– fieiras de um pião desgovernado –
“Compenetrados de caducidade
Por tantas nobres certezas do pó,
Demoramo-nos e baixamos a voz
entre as lentas fileiras de jazigos […]”
(Jorge L. Borges)
Na pauta da mudez alimentada, molhar os vincos da história requer decisão. Sujeitos aprisionam o verbo, sepultam a experiência. Esquecidos do sol que se levanta todos os dias, descem o céu da voz. Enterram-se à beira da morte, surrada partida, comitê de alucinações. Sujeitos da sujeição. Assujeitados.
A mudez cria casos. Os signos tartamudeiam nas bocas e nos mundos. Bocas secas de orvalho social. Bocas de empinar pipa, bocas de papagaio.
— Você precisa ter esperança! Isso tudo vai passar.
— Eu tenho esperança.
— Não parece. É só você pensar que doenças vêm e vão.
— Doenças, sim. Mas você não vê “a doença”?
— Ah! Isso é pessimismo.
— Não. Isso é realismo.
O panorama da mudez social atende ao posto: ministérios da ausência, deficiência, tergiversações. Dar as costas às minorias – grande maioria – é recorte sólido das decisões na corte. Medieval!
— Vê? O seu pessimismo é cômico. A peste bubônica sempre existiu nas zonas rurais do Brasil. Isso é fato!
— E não é medieval?
— Óbvio que não é! Não tem tratamento, cara!
— Não tem saneamento, homem!
— Você exagera. O brasileiro aguenta tudo.
— Aguenta? Morre calado.
— Não vem com papo de esquerdista prá cima de mim. Política não é argumento.
— Política é solução! É “dessa” doença que falo.
— Caramba! Agora você vai culpar o governo.
— E você não?
O tempo cria ciclos, ou os ciclos criam o tempo. Na dúvida, sombras de repetição marcam os ciclos no tempo e o tempo dos ciclos: nada é casual. Estamos em um tempo cujos ciclos expõem a criação:
— Qual é? Dando uma de herege agora?
— Eu penso…
— É poeta! Vocês não têm função na sociedade.
— Platão?
— Que Platão, o quê! Eu quero saber de deixar o homem governar, meu!

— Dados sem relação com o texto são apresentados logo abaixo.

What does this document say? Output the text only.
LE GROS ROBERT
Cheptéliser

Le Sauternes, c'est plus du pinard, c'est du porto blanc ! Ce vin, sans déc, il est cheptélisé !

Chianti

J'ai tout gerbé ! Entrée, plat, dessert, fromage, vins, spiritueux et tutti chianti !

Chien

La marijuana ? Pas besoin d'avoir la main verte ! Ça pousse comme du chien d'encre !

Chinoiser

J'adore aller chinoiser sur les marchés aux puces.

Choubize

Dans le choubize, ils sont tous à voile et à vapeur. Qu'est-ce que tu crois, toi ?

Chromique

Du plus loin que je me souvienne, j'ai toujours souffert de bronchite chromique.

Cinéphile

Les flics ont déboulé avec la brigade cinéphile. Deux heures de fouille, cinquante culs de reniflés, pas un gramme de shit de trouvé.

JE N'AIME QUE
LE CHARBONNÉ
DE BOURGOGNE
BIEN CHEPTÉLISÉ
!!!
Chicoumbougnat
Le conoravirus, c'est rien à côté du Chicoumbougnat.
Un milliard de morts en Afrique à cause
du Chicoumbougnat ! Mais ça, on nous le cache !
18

— Você está ouvindo o que disse?
— Gente como você quer saber de bagunça, cara. O homem é povo!
— O povo está morrendo… não é possível que você não seja tocado pelos fatos!
— Fatos? Que fatos? São apenas números, meu! Números e fake news.
Sepulturas abertas sangram retratos. Representações do óbvio não é óbvio. Antídotos contra a reflexão vêm à boca de cada um: o vírus completa ciclos, expõe defeitos, arromba a casa desgovernada. O mutismo cria raízes no umbigo da indiferença. Esvaziada, a nação desfalece. Olhos opacos vão e vêm nas filas das inconsequências negadas. As jogadas expõem a cegueira da justiça, os caminhos do ódio, a administração dos crimes e o mutismo dos coletivos.
— Tô avisando, cara. Isso tudo é exagero.
— …
— Não vai responder?
— A resposta acontece aí. Olha a cara do Brasil, cara!
A cara, o corpo, as gentes, as árvores, as terras, as ruas ardem em febre adquirida. A mudez social vela as ruas do Brasil.
“[…] Só depois ponderei/ que aquela rua ignorava a tarde/ que toda casa é um candelabro/onde as vidas dos homens ardem/como velas isoladas/que todo impensado passo nosso/caminha sobre Gólgotas.” (BORGES, 2017)
Referência
BORGES, Jorge L. Primeira Poesia. Tradução de Josely Vianna Baptista. São Paulo: Companhia das Letras, 2017.